Mariana Gutiérrez: "Unemployment is a psychological grief in itself".
Psychologist Mariana Gutiérrez talks to us about the emotional discomfort associated with unemployment.
Losing a loved one is one of the most emotionally painful experiences, and one of the most common reasons for consultation among those who go to psychotherapy. However, the basis of this suffering, known as psychological grief, is present in many other situations of loss. For example, the loss of a job or of a competitive professional profile.
To learn more about this phenomenon, we have interviewed psychologist Mariana Gutiérrez Floreswho in her practice has helped many people affected by this form of emotional distress.
Interview to Mariana Gutiérrez: The mourning from unemployment
Mariana Gutiérrez Flores is a psychologist with a practice in Monterrey and extensive experience in the psychotherapeutic approach to grief, an emotional disturbance that causes us to suffer when we lose someone or something with which we had an emotional bond. In this interview she talks about the phenomenon of unemployment as a form of grief..
Is there a tendency to underestimate the psychological impact of being unemployed for a long time?
Definitely yes, it is taken as something normal, when in reality it is experienced and felt as the equivalent of a death bereavement. Both the affected person and the family cope and turn the page, but the reality is that the experience of being out of the labor market implies a series of physical and emotional situations that represent a process that is not easy to overcome.
How is unemployment related to what in psychology is known as bereavement?
Although it is true that the first contributions of Thanatology, a science that studies and focuses on giving meaning to the process of death, were focused on the terminally ill and their closest social nucleus, later, with the passage of time, death and any other significant loss for the human being was integrated to the definition of grief; it is here where unemployment is added.
To answer your question, unemployment is a psychological grief in itself, and as such must be managed.
What aspects of job loss are most likely to give rise to a psychological grief process?
From the point of view that job loss is experienced as an unwanted change, in the first instance it acts as a trigger for a series of emotional responses, such as anxiety, tension, anguish, worry.
Not having, from one day to the next, the economic and emotional support that work gives us, being the vehicle through which we integrate ourselves into a social group, contribute knowledge and are remunerated by means of a salary, has a drastic change in what we lived as a balance, as something that gave purpose to our lives and a means to achieve security, recognition and material goods.
What similarities does this form of grief have with bereavement?
The bases are exactly the same, since both speak of an unwanted change and loss.
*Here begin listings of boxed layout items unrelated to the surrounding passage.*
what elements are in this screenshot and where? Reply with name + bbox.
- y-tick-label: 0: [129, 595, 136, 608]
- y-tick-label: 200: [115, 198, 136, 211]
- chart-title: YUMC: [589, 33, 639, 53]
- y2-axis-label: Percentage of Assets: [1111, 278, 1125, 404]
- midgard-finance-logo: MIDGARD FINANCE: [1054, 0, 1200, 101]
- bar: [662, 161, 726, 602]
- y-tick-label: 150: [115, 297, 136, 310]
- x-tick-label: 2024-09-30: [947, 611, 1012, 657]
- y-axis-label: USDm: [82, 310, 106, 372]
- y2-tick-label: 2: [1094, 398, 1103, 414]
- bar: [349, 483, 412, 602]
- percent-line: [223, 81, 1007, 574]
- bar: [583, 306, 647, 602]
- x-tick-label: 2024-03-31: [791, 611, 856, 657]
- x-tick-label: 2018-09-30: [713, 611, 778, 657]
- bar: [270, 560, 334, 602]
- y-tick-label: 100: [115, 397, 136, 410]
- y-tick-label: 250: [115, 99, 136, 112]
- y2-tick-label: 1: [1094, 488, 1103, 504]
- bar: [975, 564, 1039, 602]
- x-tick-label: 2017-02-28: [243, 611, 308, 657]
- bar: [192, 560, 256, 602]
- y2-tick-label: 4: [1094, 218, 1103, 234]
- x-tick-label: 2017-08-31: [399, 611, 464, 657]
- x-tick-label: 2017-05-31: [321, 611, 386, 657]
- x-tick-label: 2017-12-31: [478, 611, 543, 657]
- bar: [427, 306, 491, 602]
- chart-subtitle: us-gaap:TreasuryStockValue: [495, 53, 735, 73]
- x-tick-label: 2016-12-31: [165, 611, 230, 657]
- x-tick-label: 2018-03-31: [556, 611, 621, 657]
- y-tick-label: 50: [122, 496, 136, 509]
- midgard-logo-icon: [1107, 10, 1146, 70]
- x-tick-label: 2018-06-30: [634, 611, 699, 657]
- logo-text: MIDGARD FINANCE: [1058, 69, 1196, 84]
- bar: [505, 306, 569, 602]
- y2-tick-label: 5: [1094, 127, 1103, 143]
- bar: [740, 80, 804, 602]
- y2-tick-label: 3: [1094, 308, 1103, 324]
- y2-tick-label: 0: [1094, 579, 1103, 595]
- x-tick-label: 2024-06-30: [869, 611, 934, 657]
Kübler Ross, doctor and psychiatrist, is the one who in the 90's proposed a series of investigations with terminally ill patients and proposed the 5 Phases of Grief, Denial, Anger, Pact, Depression, Acceptance. These same phases are those that are experienced both for death and for significant losses, which can be unemployment, old age (loss of youth, loss of independence), divorce, amputations, among others.
How does this type of grief relate to self-esteem problems?
Definitely the tools that the patient has at a personal level will be determinant to face the loss in a more effective way; however, and although there is no defined order or time for each stage, it is a fact that in the face of a loss we all go through each of the phases; the difference will be reflected by the way of upbringing, culture, social level, education, since each of these factors endows us with skills to face the loss with different levels of maturity and efficiency.
Self-esteem, in such cases, comes to function as a regulator that provides security, giving us the basis to move forward in what is experienced as a bereavement. At the end of the day, having high self-esteem works as an omen of living a healthy mourning with an end date.
As a psychologist, what kind of therapeutic strategies and techniques do you find most useful to help people going through such an experience?
The best intervention in a case of unemployment is thanatological accompaniment; from this discipline it will be possible to provide the patient with tools and support to satisfactorily process each of the stages.
In my experience, every bereavement must be lived from beginning to end. Giving time to heal is an important part, since denial and wanting to go on "as if nothing happened", far from helping, inhibit situations and emotions that in the near future will come to light by other means, transforming what could have been a healing process into the experience of a pathological grief, in which several factors are intertwined, including excessive duration (the normal time is 6 to 12 months), disproportionate symptoms experienced at another time, overflow of emotions, psychosomatic illnesses (physical illnesses without clinical explanation), maladaptive behaviors (poor anger management, depression, etc.). ..).
The above refers us to a need for immediate help; the symptoms described are irrefutable proof that the person cannot sustain recovery on his or her own and requires specialized help.